Tuesday, September 15, 2009

Characteristics Of Real Estate Investments

One of the beneficial features of real estate is that it produces relatively consistent total returns that are a hybrid of income and capital growth. In that sense, real estate has a coupon-paying bond-like component in that it pays a regular, steady income stream, and it has a stock-like component in that its value has a propensity to fluctuate. And, like all securities that you have a long position in, you would prefer the value to go up more often than it goes down!

The income return from real estate is directly linked to the rent payments received from tenants, minus the costs of operating the property and outgoing mortgage/financing payments. So, you can understand how important it is to keep your property as full as possible. If you lose too many tenants, you won't have sufficient rents being paid by the other tenants to cover the building operating costs. Your ability to keep the building full depends on the strength of the leasing market - that is, the supply and demand for space similar to the space you are trying to lease. In weaker markets with oversupply of vacancies or poor demand, you would have to charge less rent to keep your building full than in a strong leasing market. And unfortunately, if your rents are lower, your income returns are lower.

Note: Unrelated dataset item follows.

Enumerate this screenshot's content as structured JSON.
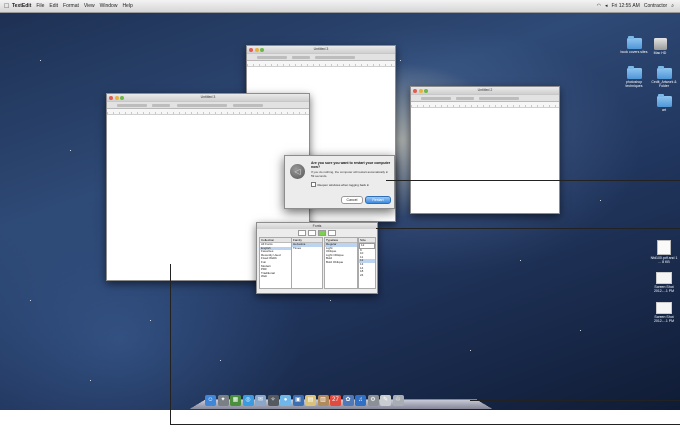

Capital appreciation of a property is determined by having the property appraised. (We discuss the appraisal process further in, but for now you should just know that an appraiser uses actual sale transactions that have occurred and other pieces of market data to estimate what your property would be worth if it were to be sold.) If the appraiser thinks your property would sell for more than you bought it for, then you've achieved a positive capital return. Because the appraiser uses past transactions in judging values, capital returns are directly linked to the performance of the investment sales market. The investment sales market is affected largely by the supply and demand of investment product.

The majority of the volatility in real estate returns comes from the capital appreciation component of returns. Income returns tend to be fairly stable, and capital returns fluctuate more. The volatility of total returns falls somewhere in between.